Future studies should examine the cause of differences in radiocarbon ages of charred materials from the inner and outer surfaces of pottery from upland archaeological sites. In addition, similar differences for pottery from wetland and lowland sites that were occupied before the Late Jomon period should be investigated. At present, accurate pottery-type series information and radiocarbon ages of pottery residues that can be used to estimate the lifetime of the pottery type to which an earthenware vessel belongs are lacking for these earlier periods.

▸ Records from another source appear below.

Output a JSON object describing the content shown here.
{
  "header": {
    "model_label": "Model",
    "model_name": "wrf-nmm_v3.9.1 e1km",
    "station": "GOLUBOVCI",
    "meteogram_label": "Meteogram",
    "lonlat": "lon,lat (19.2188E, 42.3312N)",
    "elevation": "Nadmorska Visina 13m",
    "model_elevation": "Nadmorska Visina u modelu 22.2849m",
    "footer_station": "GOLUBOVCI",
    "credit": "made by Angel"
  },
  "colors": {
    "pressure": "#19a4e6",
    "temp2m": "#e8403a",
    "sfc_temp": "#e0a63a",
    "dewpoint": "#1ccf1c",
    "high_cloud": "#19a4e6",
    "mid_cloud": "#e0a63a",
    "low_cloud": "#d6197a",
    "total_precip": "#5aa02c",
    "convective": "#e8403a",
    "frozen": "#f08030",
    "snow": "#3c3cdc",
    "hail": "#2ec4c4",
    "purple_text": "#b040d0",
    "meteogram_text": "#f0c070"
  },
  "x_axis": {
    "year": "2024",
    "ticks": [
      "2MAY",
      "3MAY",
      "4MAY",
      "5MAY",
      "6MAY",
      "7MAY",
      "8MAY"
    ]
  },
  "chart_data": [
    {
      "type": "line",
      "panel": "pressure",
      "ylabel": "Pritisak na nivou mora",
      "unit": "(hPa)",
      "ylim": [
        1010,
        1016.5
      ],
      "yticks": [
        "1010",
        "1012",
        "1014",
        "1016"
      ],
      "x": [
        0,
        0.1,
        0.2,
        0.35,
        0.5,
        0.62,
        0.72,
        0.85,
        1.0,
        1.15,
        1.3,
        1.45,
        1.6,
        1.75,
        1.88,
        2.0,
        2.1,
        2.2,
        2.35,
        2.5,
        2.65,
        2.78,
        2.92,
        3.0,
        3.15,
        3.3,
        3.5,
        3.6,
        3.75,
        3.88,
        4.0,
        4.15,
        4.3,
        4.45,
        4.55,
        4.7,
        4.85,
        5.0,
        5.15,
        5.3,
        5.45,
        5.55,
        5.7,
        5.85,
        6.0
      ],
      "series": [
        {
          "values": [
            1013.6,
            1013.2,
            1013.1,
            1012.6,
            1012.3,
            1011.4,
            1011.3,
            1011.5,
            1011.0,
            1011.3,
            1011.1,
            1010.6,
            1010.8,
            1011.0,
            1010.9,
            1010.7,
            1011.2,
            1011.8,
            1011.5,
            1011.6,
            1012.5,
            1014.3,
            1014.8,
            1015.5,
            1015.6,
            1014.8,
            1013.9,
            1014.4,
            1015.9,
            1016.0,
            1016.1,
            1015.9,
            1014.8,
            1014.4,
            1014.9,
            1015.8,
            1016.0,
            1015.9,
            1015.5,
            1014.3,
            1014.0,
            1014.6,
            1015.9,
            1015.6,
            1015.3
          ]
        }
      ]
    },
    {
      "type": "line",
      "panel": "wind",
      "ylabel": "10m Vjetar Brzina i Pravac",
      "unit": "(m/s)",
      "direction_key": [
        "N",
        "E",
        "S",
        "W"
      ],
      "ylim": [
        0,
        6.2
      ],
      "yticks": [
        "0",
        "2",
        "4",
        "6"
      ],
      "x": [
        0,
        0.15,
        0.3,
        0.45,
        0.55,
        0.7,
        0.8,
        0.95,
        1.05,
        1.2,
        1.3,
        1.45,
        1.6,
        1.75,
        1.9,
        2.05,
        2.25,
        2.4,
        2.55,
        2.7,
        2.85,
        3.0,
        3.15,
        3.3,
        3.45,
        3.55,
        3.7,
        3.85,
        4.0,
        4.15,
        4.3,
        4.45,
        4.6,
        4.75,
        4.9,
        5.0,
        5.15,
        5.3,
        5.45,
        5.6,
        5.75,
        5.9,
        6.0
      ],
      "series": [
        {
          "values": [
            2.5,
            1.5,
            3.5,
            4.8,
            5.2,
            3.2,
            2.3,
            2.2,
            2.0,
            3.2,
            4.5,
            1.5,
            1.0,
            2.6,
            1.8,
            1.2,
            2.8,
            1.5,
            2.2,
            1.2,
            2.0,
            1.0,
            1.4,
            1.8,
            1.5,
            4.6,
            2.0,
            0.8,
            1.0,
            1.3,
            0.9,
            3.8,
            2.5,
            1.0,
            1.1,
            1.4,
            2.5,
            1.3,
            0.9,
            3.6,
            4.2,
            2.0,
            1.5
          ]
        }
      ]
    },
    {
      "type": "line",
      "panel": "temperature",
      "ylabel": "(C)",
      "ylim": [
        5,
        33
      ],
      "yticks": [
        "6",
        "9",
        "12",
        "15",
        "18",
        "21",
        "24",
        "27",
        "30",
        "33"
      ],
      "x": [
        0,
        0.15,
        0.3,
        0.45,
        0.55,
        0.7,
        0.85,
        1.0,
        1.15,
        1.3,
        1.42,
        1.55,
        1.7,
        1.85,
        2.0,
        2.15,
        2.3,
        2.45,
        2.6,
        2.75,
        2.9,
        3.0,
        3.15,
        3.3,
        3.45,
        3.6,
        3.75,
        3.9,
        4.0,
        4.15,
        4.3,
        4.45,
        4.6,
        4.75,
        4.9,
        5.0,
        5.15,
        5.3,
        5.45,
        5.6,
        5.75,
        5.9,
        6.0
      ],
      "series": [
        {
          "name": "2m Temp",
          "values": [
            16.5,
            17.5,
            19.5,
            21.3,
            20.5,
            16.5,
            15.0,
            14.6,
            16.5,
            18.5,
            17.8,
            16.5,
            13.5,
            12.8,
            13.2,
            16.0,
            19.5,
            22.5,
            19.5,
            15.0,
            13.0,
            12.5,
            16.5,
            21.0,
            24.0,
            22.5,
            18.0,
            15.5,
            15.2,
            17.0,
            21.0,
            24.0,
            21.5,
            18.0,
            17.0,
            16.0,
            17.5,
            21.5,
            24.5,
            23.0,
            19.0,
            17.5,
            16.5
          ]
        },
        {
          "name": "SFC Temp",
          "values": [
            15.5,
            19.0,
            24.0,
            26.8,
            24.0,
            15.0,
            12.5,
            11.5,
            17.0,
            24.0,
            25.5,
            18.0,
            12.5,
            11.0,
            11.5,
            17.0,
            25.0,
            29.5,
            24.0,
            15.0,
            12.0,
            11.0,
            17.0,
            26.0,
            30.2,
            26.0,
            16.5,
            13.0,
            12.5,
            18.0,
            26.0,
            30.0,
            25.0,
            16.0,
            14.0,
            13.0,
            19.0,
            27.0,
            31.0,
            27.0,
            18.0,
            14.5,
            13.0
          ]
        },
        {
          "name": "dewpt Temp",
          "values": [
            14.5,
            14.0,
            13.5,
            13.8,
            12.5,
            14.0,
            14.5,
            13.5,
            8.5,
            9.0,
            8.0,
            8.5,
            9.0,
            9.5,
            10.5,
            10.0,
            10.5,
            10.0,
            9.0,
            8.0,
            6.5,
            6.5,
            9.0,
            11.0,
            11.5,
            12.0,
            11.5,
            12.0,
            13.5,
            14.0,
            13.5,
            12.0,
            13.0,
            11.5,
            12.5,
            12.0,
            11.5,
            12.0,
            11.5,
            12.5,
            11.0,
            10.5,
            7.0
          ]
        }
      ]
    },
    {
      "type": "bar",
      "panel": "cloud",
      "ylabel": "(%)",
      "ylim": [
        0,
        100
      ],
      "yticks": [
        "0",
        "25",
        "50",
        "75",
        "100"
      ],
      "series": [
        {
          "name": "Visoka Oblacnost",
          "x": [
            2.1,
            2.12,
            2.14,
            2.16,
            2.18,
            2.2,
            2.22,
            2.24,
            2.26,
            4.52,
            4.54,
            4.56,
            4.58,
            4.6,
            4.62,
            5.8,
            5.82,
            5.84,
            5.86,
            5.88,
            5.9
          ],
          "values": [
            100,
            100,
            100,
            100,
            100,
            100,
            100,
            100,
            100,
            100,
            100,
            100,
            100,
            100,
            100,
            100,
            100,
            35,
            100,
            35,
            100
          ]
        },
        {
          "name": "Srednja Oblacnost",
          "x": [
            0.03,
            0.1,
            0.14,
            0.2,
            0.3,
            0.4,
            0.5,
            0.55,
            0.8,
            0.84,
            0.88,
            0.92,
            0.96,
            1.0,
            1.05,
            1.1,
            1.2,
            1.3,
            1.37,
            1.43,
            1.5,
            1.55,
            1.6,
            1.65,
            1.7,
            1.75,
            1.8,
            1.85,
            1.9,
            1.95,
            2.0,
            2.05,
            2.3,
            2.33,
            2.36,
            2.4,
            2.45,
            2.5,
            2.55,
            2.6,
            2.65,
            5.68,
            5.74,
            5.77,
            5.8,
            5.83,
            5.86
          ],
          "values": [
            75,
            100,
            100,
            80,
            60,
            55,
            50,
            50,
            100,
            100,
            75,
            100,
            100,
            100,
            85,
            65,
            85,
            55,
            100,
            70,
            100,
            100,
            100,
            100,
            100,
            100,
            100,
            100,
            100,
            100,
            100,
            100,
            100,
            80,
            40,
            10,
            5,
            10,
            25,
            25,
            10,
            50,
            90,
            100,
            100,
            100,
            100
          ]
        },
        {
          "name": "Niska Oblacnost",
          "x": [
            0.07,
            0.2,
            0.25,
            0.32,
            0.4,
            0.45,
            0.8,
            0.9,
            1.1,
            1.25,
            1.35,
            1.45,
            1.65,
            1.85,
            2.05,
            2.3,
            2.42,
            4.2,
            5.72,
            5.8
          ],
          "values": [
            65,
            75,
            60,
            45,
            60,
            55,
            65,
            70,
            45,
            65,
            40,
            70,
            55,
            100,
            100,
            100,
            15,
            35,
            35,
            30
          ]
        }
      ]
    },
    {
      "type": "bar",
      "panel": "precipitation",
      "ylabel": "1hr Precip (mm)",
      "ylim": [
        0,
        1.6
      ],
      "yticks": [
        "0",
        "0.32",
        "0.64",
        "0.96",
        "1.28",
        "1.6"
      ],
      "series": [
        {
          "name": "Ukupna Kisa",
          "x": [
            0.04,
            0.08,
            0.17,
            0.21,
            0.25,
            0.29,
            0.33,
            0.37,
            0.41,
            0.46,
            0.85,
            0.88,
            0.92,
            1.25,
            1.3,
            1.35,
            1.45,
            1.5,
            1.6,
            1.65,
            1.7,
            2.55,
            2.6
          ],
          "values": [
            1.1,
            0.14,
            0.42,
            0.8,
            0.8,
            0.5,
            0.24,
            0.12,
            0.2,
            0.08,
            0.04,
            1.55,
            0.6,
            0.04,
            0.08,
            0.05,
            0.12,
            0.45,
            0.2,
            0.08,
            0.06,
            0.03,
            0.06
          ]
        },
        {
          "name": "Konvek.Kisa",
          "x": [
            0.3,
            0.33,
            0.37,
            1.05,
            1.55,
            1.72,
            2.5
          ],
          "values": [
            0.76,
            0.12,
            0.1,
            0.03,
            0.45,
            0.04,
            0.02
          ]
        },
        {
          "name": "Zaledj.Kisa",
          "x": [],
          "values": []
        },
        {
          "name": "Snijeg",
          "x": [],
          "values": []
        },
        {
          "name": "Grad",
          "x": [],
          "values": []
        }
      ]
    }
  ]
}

Further information about the origins of the carbonized materials from the inner and outer surfaces of pottery may eventually make it possible to reconstruct paleodiets, that is, what the ancient peoples cooked in the pots for eating. Moreover, reevaluation of Lake Biwa itself as well as of the wetland environments around Lake Biwa from the viewpoint of the multiple carbon sources causing the radiocarbon age differences between materials from the inner and outer surfaces of pottery by an approach such as that used by this study may elucidate aspects of the carbon cycle at Lake Biwa during the middle to late Holocene.
Acknowledgements
We thank Mr. S. Seguchi of the Shiga Preservation of Cultural Assets Association, and Profs. H. Harunari and K. Kobayashi for carrying out the sampling. High-precision AMS-14C dating was performed by Paleo Labo Inc., Japan, and MALT at the University of Tokyo. Carbon isotope analyses were carried out by SHOKO Co. Ltd., Japan. We acknowledge three anonymous reviewers for their detailed and constructive comments on our manuscript. We also thank Drs. Y. Kudo and D. Kunikita for helpful discussions; Profs. S. Tsuji, K. Yoshida, and M. Yoneda for their critical comments at a KBK seminar; and Ms. S. Kobayashi for her support with the data analysis. This work was supported by a Grant-in-Aid for Young Scientists (B) No. 18700679 & No. 20700663 (Y.M.) and Creative Scientific Research No. 16GS0118 (T.N.) of the Japan Society for the Promotion of Science.